I carabinieri del comando provinciale di Avellino hanno fatto scattare all’alba un blitz coordinato che ha portato all’esecuzione di due ordinanze di custodia cautelare tra Cervinara e San Martino Valle Caudina. L’operazione si è svolta nel massimo riserbo, blindata da una decisione rigorosa della Procura della Repubblica che punta a tutelare gli sviluppi di un'inchiesta ancora apertissima. Nonostante il muro di silenzio eretto dagli inquirenti per proteggere i dettagli investigativi, la notizia ha fatto immediatamente il giro del territorio, riaccendendo improvvisamente i riflettori sulla complessa e delicata mappa criminale della zona.
L'operazione odierna rappresenta il probabile sviluppo del drammatico fermo eseguito nei mesi scorsi dai carabinieri al termine di un pericoloso inseguimento a Cervinara. In quell'occasione i militari riuscirono a bloccare un uomo di San Martino Valle Caudina che viaggiava incappucciato alla guida di un'auto senza targa, mentre un secondo occupante era riuscito a far perdere le proprie tracce dileguandosi a piedi nella vegetazione.
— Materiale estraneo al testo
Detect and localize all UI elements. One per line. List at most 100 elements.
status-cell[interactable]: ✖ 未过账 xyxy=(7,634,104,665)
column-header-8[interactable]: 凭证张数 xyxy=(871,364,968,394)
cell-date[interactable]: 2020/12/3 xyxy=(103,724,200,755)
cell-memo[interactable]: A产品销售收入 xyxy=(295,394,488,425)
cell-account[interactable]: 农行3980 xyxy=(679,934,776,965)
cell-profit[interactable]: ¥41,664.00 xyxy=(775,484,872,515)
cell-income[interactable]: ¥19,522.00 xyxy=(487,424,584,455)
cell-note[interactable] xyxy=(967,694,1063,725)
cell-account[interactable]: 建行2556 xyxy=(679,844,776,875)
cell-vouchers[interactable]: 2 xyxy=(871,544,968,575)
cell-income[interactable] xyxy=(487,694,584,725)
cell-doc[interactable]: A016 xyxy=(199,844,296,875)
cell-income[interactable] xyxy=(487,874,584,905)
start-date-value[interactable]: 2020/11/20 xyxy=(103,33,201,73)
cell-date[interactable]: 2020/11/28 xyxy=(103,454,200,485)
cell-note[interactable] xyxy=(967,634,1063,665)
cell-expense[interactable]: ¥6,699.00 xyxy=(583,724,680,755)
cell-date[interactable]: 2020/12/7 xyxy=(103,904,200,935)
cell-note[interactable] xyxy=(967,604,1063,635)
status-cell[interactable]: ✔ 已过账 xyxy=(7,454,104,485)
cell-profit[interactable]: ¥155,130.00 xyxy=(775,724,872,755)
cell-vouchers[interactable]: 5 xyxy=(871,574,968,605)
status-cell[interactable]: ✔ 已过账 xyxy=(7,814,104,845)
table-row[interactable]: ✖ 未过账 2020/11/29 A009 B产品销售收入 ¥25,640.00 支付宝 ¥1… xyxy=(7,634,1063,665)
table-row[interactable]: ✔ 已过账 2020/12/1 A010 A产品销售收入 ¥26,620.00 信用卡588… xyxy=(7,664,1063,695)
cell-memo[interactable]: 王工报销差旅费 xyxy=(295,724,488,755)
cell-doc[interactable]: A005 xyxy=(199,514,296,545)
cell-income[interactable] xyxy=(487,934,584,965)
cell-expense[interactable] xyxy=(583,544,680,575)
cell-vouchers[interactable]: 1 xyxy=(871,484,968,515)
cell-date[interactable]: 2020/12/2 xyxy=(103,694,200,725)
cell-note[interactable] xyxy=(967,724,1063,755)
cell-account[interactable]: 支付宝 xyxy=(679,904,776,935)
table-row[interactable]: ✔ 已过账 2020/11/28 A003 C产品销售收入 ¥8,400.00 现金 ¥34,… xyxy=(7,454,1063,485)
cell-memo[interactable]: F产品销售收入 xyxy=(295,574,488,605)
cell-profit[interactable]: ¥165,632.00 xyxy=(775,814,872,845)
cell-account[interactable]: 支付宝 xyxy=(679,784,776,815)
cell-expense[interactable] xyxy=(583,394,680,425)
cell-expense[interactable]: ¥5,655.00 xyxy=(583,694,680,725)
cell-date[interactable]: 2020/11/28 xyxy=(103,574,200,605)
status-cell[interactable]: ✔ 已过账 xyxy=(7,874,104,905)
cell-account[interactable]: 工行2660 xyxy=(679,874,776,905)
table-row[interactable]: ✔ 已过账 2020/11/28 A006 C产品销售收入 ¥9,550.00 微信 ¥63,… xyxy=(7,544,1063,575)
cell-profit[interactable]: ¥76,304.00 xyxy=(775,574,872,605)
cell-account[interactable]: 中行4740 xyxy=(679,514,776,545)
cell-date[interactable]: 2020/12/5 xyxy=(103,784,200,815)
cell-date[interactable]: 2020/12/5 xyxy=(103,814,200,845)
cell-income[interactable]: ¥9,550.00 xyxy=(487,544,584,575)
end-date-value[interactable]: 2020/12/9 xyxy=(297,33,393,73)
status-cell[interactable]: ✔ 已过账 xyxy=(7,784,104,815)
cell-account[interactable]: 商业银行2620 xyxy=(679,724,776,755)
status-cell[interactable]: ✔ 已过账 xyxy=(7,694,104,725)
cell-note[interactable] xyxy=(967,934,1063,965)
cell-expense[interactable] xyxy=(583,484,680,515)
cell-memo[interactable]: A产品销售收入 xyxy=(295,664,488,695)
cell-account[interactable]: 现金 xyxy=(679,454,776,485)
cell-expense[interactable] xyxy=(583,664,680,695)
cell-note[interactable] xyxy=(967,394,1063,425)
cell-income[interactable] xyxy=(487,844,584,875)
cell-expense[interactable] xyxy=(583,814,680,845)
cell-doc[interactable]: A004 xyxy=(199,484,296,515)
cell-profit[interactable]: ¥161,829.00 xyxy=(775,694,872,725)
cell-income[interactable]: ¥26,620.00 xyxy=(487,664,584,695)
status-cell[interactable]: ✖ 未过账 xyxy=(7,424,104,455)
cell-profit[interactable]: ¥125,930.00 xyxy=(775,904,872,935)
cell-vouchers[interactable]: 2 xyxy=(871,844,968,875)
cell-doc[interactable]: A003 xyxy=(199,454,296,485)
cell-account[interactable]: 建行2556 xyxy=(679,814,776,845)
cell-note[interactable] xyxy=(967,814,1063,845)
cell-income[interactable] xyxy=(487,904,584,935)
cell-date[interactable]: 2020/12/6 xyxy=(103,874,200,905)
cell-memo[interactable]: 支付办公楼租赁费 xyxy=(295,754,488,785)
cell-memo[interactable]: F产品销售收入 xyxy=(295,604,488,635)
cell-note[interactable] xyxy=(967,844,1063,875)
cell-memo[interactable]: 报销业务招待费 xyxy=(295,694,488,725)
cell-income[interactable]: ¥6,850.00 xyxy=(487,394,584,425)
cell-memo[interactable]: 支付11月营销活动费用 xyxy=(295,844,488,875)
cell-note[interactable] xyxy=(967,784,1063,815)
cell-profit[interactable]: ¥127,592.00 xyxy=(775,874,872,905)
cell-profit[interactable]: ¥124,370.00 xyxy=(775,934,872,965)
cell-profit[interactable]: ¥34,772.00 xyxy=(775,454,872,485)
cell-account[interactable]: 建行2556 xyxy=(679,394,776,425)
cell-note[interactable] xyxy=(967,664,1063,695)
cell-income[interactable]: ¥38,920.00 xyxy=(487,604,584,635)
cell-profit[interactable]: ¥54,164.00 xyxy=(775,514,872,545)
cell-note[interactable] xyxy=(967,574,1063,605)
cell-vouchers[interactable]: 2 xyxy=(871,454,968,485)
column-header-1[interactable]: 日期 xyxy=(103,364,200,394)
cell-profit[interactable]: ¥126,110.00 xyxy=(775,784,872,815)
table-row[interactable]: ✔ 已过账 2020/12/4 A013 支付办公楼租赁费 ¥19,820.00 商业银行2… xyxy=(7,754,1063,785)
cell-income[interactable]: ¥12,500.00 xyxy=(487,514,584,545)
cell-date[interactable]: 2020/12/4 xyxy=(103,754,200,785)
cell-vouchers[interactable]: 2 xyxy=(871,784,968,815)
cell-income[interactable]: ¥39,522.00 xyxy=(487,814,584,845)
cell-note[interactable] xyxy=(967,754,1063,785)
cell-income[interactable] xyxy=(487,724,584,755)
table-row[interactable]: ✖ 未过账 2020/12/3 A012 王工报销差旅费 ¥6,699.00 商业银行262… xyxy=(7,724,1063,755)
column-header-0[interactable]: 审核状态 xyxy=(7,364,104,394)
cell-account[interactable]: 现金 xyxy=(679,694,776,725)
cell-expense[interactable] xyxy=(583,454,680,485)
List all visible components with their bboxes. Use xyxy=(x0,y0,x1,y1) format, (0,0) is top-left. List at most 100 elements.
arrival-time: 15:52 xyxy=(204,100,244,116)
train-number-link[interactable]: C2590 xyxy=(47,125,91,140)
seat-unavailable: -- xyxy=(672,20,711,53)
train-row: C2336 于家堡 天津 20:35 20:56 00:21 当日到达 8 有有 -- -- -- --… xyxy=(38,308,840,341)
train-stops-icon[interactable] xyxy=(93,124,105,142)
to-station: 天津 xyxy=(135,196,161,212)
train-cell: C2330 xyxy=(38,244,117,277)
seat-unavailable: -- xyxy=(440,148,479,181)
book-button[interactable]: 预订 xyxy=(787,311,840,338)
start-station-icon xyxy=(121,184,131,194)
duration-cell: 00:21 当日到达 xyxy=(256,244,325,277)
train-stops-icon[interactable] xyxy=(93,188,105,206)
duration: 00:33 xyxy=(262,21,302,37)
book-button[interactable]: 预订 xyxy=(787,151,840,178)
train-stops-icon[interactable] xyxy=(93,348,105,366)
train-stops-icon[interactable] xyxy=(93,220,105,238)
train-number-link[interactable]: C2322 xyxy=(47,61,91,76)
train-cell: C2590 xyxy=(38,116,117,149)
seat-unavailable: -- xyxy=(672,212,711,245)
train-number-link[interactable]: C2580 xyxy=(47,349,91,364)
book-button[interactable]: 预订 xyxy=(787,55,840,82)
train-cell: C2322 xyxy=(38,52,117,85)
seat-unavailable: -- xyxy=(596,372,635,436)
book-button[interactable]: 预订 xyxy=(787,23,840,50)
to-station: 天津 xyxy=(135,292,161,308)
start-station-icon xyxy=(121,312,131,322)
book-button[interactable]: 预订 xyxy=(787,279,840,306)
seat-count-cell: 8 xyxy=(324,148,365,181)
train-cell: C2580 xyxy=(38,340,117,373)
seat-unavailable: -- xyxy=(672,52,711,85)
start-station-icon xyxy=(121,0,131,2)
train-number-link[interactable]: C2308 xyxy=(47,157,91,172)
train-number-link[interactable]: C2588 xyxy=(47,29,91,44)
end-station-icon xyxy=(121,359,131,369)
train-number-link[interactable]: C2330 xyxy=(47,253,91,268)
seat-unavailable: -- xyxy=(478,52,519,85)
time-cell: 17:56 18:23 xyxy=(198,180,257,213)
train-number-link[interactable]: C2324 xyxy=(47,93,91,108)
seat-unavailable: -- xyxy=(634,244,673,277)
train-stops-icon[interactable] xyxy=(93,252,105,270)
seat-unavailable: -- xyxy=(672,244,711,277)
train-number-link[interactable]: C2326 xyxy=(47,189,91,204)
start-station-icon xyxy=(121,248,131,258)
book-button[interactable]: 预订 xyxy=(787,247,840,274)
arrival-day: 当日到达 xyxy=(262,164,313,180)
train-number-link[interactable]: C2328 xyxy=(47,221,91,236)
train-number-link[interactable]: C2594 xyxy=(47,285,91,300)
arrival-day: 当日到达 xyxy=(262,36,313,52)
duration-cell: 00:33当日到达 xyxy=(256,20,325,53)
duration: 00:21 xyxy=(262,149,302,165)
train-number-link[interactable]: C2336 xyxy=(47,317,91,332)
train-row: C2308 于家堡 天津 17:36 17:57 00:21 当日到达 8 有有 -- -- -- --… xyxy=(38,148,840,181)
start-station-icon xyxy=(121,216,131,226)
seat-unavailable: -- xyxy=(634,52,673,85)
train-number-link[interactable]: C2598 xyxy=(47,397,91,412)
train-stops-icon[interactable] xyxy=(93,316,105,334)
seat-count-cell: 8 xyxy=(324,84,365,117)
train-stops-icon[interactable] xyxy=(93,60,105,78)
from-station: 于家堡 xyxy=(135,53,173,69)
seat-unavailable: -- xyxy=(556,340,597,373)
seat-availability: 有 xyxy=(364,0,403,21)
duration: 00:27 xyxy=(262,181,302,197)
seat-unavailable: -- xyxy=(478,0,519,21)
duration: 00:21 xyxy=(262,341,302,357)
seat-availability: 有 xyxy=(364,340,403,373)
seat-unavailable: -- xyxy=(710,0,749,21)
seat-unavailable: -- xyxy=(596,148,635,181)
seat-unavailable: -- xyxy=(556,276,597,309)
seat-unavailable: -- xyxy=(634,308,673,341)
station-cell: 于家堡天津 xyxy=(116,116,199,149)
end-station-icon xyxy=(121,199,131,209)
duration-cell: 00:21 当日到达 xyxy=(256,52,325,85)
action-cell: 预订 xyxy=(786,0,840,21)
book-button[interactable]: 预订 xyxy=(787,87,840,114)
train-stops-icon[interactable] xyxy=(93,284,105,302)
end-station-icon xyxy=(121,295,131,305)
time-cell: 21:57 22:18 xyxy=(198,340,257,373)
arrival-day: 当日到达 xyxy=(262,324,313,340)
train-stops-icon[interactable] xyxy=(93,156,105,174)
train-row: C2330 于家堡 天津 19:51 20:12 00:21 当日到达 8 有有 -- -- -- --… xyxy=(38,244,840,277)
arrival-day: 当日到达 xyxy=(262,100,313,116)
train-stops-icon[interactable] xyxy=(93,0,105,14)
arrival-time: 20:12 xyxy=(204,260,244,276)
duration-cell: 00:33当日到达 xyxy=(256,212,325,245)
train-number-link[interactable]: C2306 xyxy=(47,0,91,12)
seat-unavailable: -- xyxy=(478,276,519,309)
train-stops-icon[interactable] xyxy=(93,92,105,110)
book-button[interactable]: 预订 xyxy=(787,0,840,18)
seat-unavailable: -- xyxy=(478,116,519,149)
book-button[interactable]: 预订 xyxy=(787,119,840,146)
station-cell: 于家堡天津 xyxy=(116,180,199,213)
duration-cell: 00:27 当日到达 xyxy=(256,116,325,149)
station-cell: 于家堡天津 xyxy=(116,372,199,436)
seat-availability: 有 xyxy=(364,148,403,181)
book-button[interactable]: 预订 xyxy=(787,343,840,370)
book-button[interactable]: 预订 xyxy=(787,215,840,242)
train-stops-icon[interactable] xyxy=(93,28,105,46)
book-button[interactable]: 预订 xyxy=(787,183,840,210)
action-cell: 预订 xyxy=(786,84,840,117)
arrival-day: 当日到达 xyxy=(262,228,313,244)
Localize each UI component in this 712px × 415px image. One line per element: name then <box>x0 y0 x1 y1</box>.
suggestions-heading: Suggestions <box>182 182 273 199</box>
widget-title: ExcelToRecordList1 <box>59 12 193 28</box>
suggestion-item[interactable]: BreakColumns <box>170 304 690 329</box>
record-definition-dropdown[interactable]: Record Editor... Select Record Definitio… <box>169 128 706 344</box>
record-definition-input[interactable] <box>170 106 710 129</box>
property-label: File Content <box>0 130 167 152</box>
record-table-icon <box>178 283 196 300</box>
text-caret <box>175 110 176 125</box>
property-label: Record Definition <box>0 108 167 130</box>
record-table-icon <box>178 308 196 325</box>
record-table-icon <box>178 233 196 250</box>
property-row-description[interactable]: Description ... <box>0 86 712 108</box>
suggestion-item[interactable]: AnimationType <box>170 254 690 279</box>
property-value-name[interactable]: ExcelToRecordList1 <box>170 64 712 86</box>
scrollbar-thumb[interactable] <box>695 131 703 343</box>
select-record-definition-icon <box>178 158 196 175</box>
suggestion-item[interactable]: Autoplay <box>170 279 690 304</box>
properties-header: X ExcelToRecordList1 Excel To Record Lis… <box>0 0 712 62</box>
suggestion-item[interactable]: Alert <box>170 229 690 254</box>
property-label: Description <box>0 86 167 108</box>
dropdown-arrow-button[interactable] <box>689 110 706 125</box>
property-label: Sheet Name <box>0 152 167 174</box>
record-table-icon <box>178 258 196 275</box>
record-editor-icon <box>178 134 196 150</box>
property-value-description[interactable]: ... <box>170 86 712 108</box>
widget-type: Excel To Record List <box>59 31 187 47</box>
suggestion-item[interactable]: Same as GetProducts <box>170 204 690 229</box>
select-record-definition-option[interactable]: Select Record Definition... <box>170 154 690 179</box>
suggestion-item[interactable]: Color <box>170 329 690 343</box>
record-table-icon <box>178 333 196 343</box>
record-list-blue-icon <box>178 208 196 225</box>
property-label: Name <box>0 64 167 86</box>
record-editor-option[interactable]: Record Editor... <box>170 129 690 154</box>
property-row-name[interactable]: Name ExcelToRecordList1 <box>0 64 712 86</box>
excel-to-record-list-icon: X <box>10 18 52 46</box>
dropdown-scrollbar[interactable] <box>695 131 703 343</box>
L'ipotesi principale è che il cerchio si sia finalmente chiuso attorno al complice sfuggito alla cattura e ai suoi presunti basisti. Gli investigatori continuano a lavorare a ritmo serrato per ricostruire la rete di appoggi e il vero movente legato a quel movimento sospetto sul territorio, mantenendo il totale riserbo sulle contestazioni specifiche per evitare di compromettere gli ulteriori riscontri ancora in corso.